We are really supposed to sing now. Jan accompanies us on a piano. We repeatedly practice individual sections. After two hours, a drum set is added. I notice that I am getting louder and accidentally sway with the people around me in time. I have never noticed how beautiful “Take Me to Church” is. And then, after almost three hours, the reward: we sing the entire song several times in a row, with piano and drums. I haven’t thought for a long time that I actually can’t sing. It doesn’t matter, together we sound fantastic.

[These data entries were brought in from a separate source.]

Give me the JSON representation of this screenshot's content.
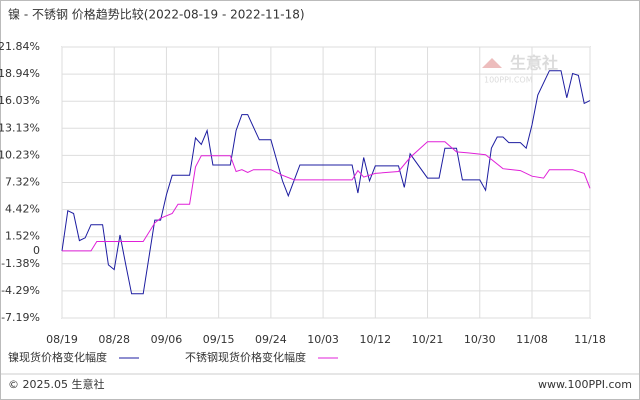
{
  "chart_data": {
    "type": "line",
    "title": "镍 - 不锈钢 价格趋势比较(2022-08-19 - 2022-11-18)",
    "watermark": {
      "name": "生意社",
      "site": "100PPI.COM"
    },
    "footer": {
      "left": "© 2025.05 生意社",
      "right": "www.100PPI.com"
    },
    "xlim": [
      "08/19",
      "11/18"
    ],
    "xticks": [
      "08/19",
      "08/28",
      "09/06",
      "09/15",
      "09/24",
      "10/03",
      "10/12",
      "10/21",
      "10/30",
      "11/08",
      "11/18"
    ],
    "ylim": [
      -7.19,
      21.84
    ],
    "yticks": [
      {
        "value": 21.84,
        "label": "21.84%"
      },
      {
        "value": 18.94,
        "label": "18.94%"
      },
      {
        "value": 16.03,
        "label": "16.03%"
      },
      {
        "value": 13.13,
        "label": "13.13%"
      },
      {
        "value": 10.23,
        "label": "10.23%"
      },
      {
        "value": 7.32,
        "label": "7.32%"
      },
      {
        "value": 4.42,
        "label": "4.42%"
      },
      {
        "value": 1.52,
        "label": "1.52%"
      },
      0,
      {
        "value": -1.38,
        "label": "-1.38%"
      },
      {
        "value": -4.29,
        "label": "-4.29%"
      },
      {
        "value": -7.19,
        "label": "-7.19%"
      }
    ],
    "grid": true,
    "series": [
      {
        "name": "镍现货价格变化幅度",
        "color": "#1c1ca0",
        "x": [
          "08/19",
          "08/20",
          "08/21",
          "08/22",
          "08/23",
          "08/24",
          "08/26",
          "08/27",
          "08/28",
          "08/29",
          "08/30",
          "08/31",
          "09/02",
          "09/04",
          "09/05",
          "09/06",
          "09/07",
          "09/10",
          "09/11",
          "09/12",
          "09/13",
          "09/14",
          "09/17",
          "09/18",
          "09/19",
          "09/20",
          "09/22",
          "09/24",
          "09/26",
          "09/27",
          "09/29",
          "10/08",
          "10/09",
          "10/10",
          "10/11",
          "10/12",
          "10/16",
          "10/17",
          "10/18",
          "10/21",
          "10/23",
          "10/24",
          "10/26",
          "10/27",
          "10/30",
          "10/31",
          "11/01",
          "11/02",
          "11/03",
          "11/04",
          "11/06",
          "11/07",
          "11/08",
          "11/09",
          "11/11",
          "11/13",
          "11/14",
          "11/15",
          "11/16",
          "11/17",
          "11/18"
        ],
        "values": [
          0,
          4.3,
          4.0,
          1.1,
          1.4,
          2.8,
          2.8,
          -1.5,
          -2.0,
          1.7,
          -1.5,
          -4.6,
          -4.6,
          3.3,
          3.3,
          6.0,
          8.1,
          8.1,
          12.1,
          11.4,
          12.9,
          9.2,
          9.2,
          12.9,
          14.6,
          14.6,
          11.9,
          11.9,
          7.5,
          5.9,
          9.2,
          9.2,
          6.2,
          10.0,
          7.5,
          9.1,
          9.1,
          6.8,
          10.4,
          7.8,
          7.8,
          11.0,
          11.0,
          7.6,
          7.6,
          6.5,
          11.0,
          12.2,
          12.2,
          11.6,
          11.6,
          11.0,
          13.5,
          16.7,
          19.3,
          19.3,
          16.4,
          19.0,
          18.8,
          15.8,
          16.1
        ]
      },
      {
        "name": "不锈钢现货价格变化幅度",
        "color": "#e020d8",
        "x": [
          "08/19",
          "08/24",
          "08/25",
          "09/02",
          "09/04",
          "09/05",
          "09/07",
          "09/08",
          "09/10",
          "09/11",
          "09/12",
          "09/17",
          "09/18",
          "09/19",
          "09/20",
          "09/21",
          "09/24",
          "09/26",
          "09/28",
          "10/08",
          "10/09",
          "10/10",
          "10/12",
          "10/16",
          "10/18",
          "10/21",
          "10/24",
          "10/26",
          "10/28",
          "10/31",
          "11/03",
          "11/06",
          "11/08",
          "11/10",
          "11/11",
          "11/15",
          "11/17",
          "11/18"
        ],
        "values": [
          0,
          0,
          1.0,
          1.0,
          3.0,
          3.5,
          4.0,
          5.0,
          5.0,
          9.0,
          10.2,
          10.2,
          8.5,
          8.7,
          8.4,
          8.7,
          8.7,
          8.1,
          7.6,
          7.6,
          8.6,
          7.9,
          8.3,
          8.5,
          10.0,
          11.7,
          11.7,
          10.6,
          10.5,
          10.3,
          8.8,
          8.6,
          8.0,
          7.8,
          8.7,
          8.7,
          8.3,
          6.7
        ]
      }
    ]
  }
}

“It was really nice to sing beside you,” says someone whose name I don’t know. But I know something much more intimate about them: I know how they sing. “Do you need a ride?” Not me, I came by bicycle. On the way, I listen to the recording from earlier and then the original again. We sound a lot cooler, I think.
It’s late and I ride through an abandoned industrial area. For a long time I hadn’t felt afraid on the way home, but now I realize I don’t feel safe. I drive faster. What does my child do again when we have to go through the dark basement? I dare the forbidden: I sing loudly and off-key. “I’ll tell you my sins and you can sharpen your knife!” And I feel: free.